Ein Mann mit gebrochenem Herzen kritisiert „korrupte Bullen, die wissen, wer ‚Todesverträge‘ ausstellt und das Nachtleben in der Gegend betreibt, aber nichts tun, um gute Bürger zu schützen“. Der Grauhaarige fügt hinzu, dass ihre Familie ähnlich sei Der Eigentümer des Tankstellenunternehmens beschwerte sich zuvor bei den Behörden über „den von ihm erklärten Krieg (Erpresser)„.

Georgios Mitsu mit dem Präsidenten der Organisation Child’s Smile Konstantinos Yiannopoulos. Das Foto wurde 2015 aufgenommen, als eine Tankstelle einem Waisenhaus ein Jahr lang kostenlosen Kraftstoff anbot.

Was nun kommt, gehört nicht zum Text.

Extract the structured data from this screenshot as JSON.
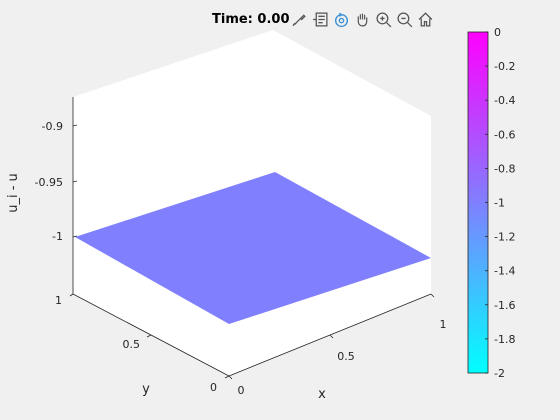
{
  "title": "Time: 0.00 s",
  "colors": {
    "surface": "#8080ff",
    "axis_line": "#262626",
    "colormap_top": "#ff00ff",
    "colormap_bottom": "#00ffff",
    "toolbar_icon": "#555555",
    "toolbar_active": "#3a8fd6"
  },
  "toolbar": [
    {
      "name": "brush-icon"
    },
    {
      "name": "data-tips-icon"
    },
    {
      "name": "rotate-3d-icon",
      "active": true
    },
    {
      "name": "pan-hand-icon"
    },
    {
      "name": "zoom-in-icon"
    },
    {
      "name": "zoom-out-icon"
    },
    {
      "name": "home-icon"
    }
  ],
  "chart_data": {
    "type": "surface",
    "title": "Time: 0.00 s",
    "xlabel": "x",
    "ylabel": "y",
    "zlabel": "u_i - u",
    "x_ticks": [
      "0",
      "0.5",
      "1"
    ],
    "y_ticks": [
      "0",
      "0.5",
      "1"
    ],
    "z_ticks": [
      "-0.9",
      "-0.95",
      "-1"
    ],
    "xlim": [
      0,
      1
    ],
    "ylim": [
      0,
      1
    ],
    "zlim": [
      -1.05,
      -0.88
    ],
    "surface": {
      "x": [
        0,
        1
      ],
      "y": [
        0,
        1
      ],
      "z": [
        [
          -1,
          -1
        ],
        [
          -1,
          -1
        ]
      ]
    },
    "colorbar": {
      "limits": [
        -2,
        0
      ],
      "ticks": [
        "0",
        "-0.2",
        "-0.4",
        "-0.6",
        "-0.8",
        "-1",
        "-1.2",
        "-1.4",
        "-1.6",
        "-1.8",
        "-2"
      ]
    }
  }
}
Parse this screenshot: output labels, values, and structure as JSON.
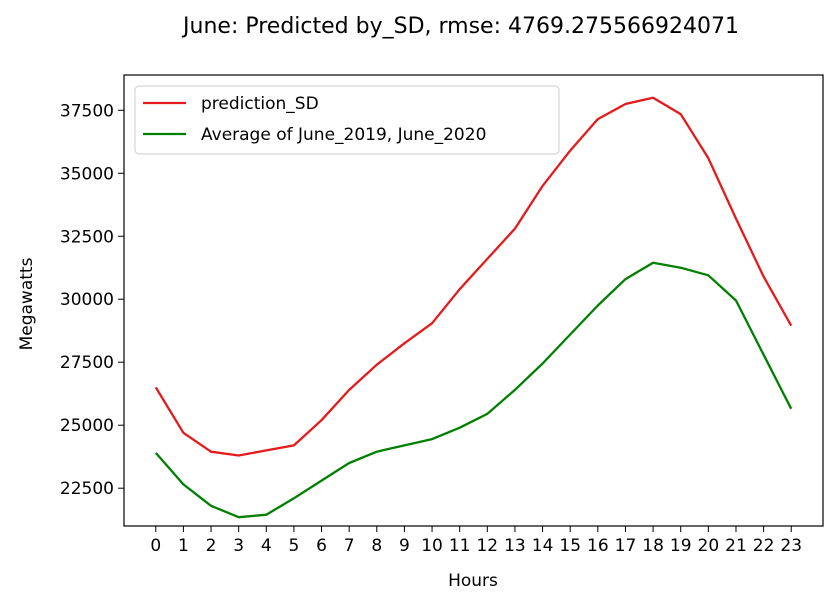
{
  "chart_data": {
    "type": "line",
    "title": "June: Predicted by_SD, rmse: 4769.275566924071",
    "xlabel": "Hours",
    "ylabel": "Megawatts",
    "x": [
      0,
      1,
      2,
      3,
      4,
      5,
      6,
      7,
      8,
      9,
      10,
      11,
      12,
      13,
      14,
      15,
      16,
      17,
      18,
      19,
      20,
      21,
      22,
      23
    ],
    "xlim": [
      -1.15,
      24.15
    ],
    "ylim": [
      21000,
      38900
    ],
    "yticks": [
      22500,
      25000,
      27500,
      30000,
      32500,
      35000,
      37500
    ],
    "grid": false,
    "legend_position": "upper-left",
    "series": [
      {
        "name": "prediction_SD",
        "color": "#e41a1c",
        "values": [
          26500,
          24700,
          23950,
          23800,
          24000,
          24200,
          25200,
          26400,
          27400,
          28250,
          29050,
          30400,
          31600,
          32800,
          34500,
          35900,
          37150,
          37750,
          38000,
          37350,
          35600,
          33200,
          30900,
          28950
        ]
      },
      {
        "name": "Average of June_2019, June_2020",
        "color": "#008000",
        "values": [
          23900,
          22650,
          21800,
          21350,
          21450,
          22100,
          22800,
          23500,
          23950,
          24200,
          24450,
          24900,
          25450,
          26400,
          27450,
          28600,
          29750,
          30800,
          31450,
          31250,
          30950,
          29950,
          27800,
          25650
        ]
      }
    ]
  }
}
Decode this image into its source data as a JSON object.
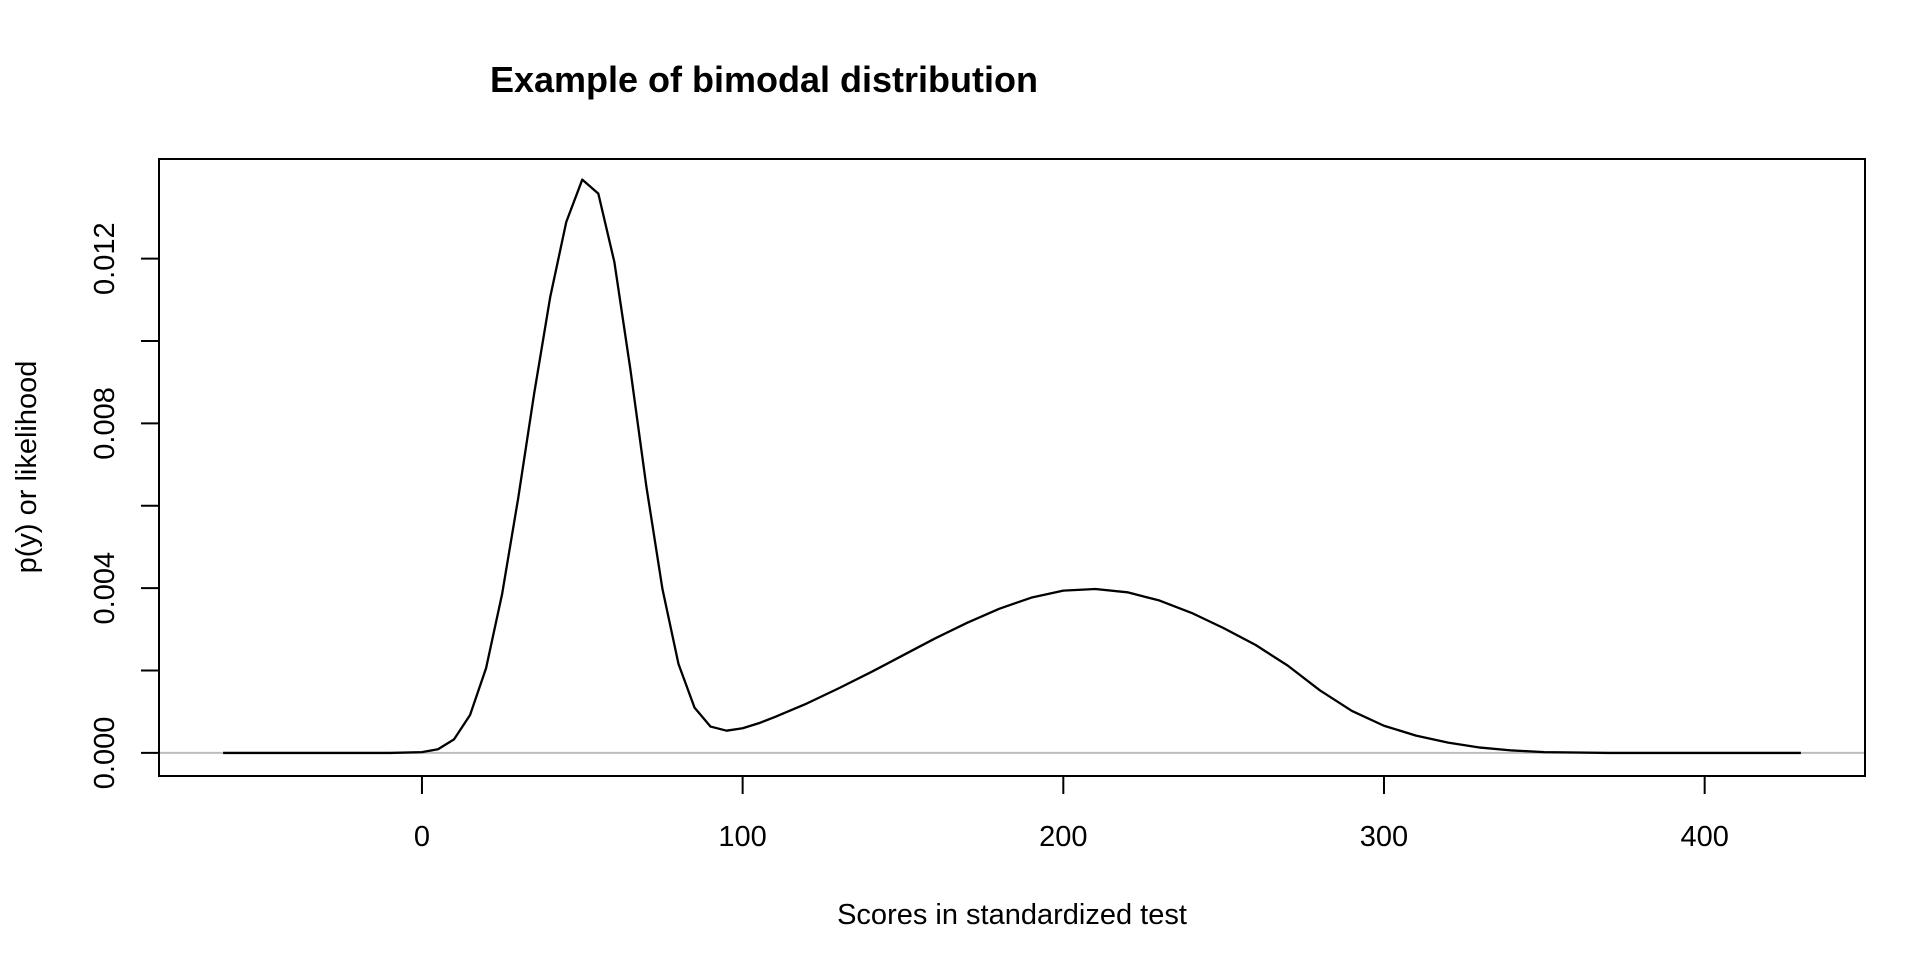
{
  "chart_data": {
    "type": "line",
    "title": "Example of bimodal distribution",
    "xlabel": "Scores in standardized test",
    "ylabel": "p(y) or likelihood",
    "xlim": [
      -82,
      450
    ],
    "ylim": [
      -0.00056,
      0.01442
    ],
    "x_ticks": [
      0,
      100,
      200,
      300,
      400
    ],
    "x_tick_labels": [
      "0",
      "100",
      "200",
      "300",
      "400"
    ],
    "y_ticks": [
      0.0,
      0.002,
      0.004,
      0.006,
      0.008,
      0.01,
      0.012
    ],
    "y_tick_labels": [
      "0.000",
      "",
      "0.004",
      "",
      "0.008",
      "",
      "0.012"
    ],
    "baseline": 0,
    "grid": false,
    "colors": {
      "line": "#000000",
      "baseline": "#bebebe",
      "box": "#000000"
    },
    "series": [
      {
        "x": [
          -62,
          -50,
          -40,
          -30,
          -20,
          -10,
          0,
          5,
          10,
          15,
          20,
          25,
          30,
          35,
          40,
          45,
          50,
          55,
          60,
          65,
          70,
          75,
          80,
          85,
          90,
          95,
          100,
          105,
          110,
          120,
          130,
          140,
          150,
          160,
          170,
          180,
          190,
          200,
          210,
          220,
          230,
          240,
          250,
          260,
          270,
          280,
          290,
          300,
          310,
          320,
          330,
          340,
          350,
          360,
          370,
          380,
          390,
          400,
          410,
          420,
          430
        ],
        "y": [
          0.0,
          0.0,
          0.0,
          0.0,
          0.0,
          0.0,
          2e-05,
          9e-05,
          0.00033,
          0.00092,
          0.00206,
          0.00386,
          0.00618,
          0.00873,
          0.01107,
          0.01289,
          0.01392,
          0.01358,
          0.01192,
          0.00931,
          0.00646,
          0.00398,
          0.00216,
          0.0011,
          0.00064,
          0.00054,
          0.0006,
          0.00072,
          0.00087,
          0.0012,
          0.00157,
          0.00196,
          0.00237,
          0.00278,
          0.00316,
          0.0035,
          0.00377,
          0.00394,
          0.00398,
          0.0039,
          0.0037,
          0.0034,
          0.00303,
          0.00262,
          0.00212,
          0.00152,
          0.00102,
          0.00066,
          0.00042,
          0.00025,
          0.00013,
          6e-05,
          2e-05,
          1e-05,
          0.0,
          0.0,
          0.0,
          0.0,
          0.0,
          0.0,
          0.0
        ]
      }
    ]
  }
}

Inzwischen „zeugen“ die ersten Fakten vom Tatort des Massakers von der Abrechnung, schreibt er protothema.gr. Georgios Mitsu erhielt mehrere Kugeln, als unbekannte Kriminelle ihn an einer Tankstelle in der Marathonos Avenue 90 im Stadtteil Gerakas mit einer Kalaschnikow erschossen.

Nach bisherigen Erkenntnissen kam der Tankstellenbesitzer mit seinem BMW zur Arbeit, und als er vor der Tankstelle parkte und ausstieg, hielt neben ihm ein weißer Lieferwagen mit vier Personen.

Beim Öffnen der Autotür sprangen 2 Männer mit Kalaschnikows aus dem Auto und erschossen ihr Opfer auf der Stelle. Der Tankstellenbesitzer wurde tödlich verletzt. Daraufhin sprangen die Täter sofort in den Van und flüchteten in unbekannte Richtung.

An Ort und Stelle entstand Panik, viele Anwohner, die die Schüsse hörten, beeilten sich, sich zu verstecken, weil sie um ihr Leben fürchteten. Zeugen des Angriffs schildern, dass „alles innerhalb weniger Minuten geschah“. Gangster kümmerten sich nicht um die Anwesenheit oder Abwesenheit anderer Menschen. Sie scheinen jedoch die Bewegungen von Georgios gut studiert zu haben, waren gut organisiert und sachkundig.

Kurz nach dem Massaker wurde in der Manu-Katraki-Straße in Pallini ein ausgebrannter weißer Lieferwagen entdeckt, in dem die Täter laut Polizei ihren Plan verübten. Derzeit „durchkämmt“ die Polizei das Gelände und untersucht den Van, um die Fingerabdrücke der Täter zu finden und ihre Identität festzustellen.

Wie Sie wissen, haben Fremde früher eine Granate auf das Tankstellengebäude geworfen. Den Angaben zufolge soll das Opfer zuvor bei der Polizei in der Anti-Erpresser-Abteilung gearbeitet haben.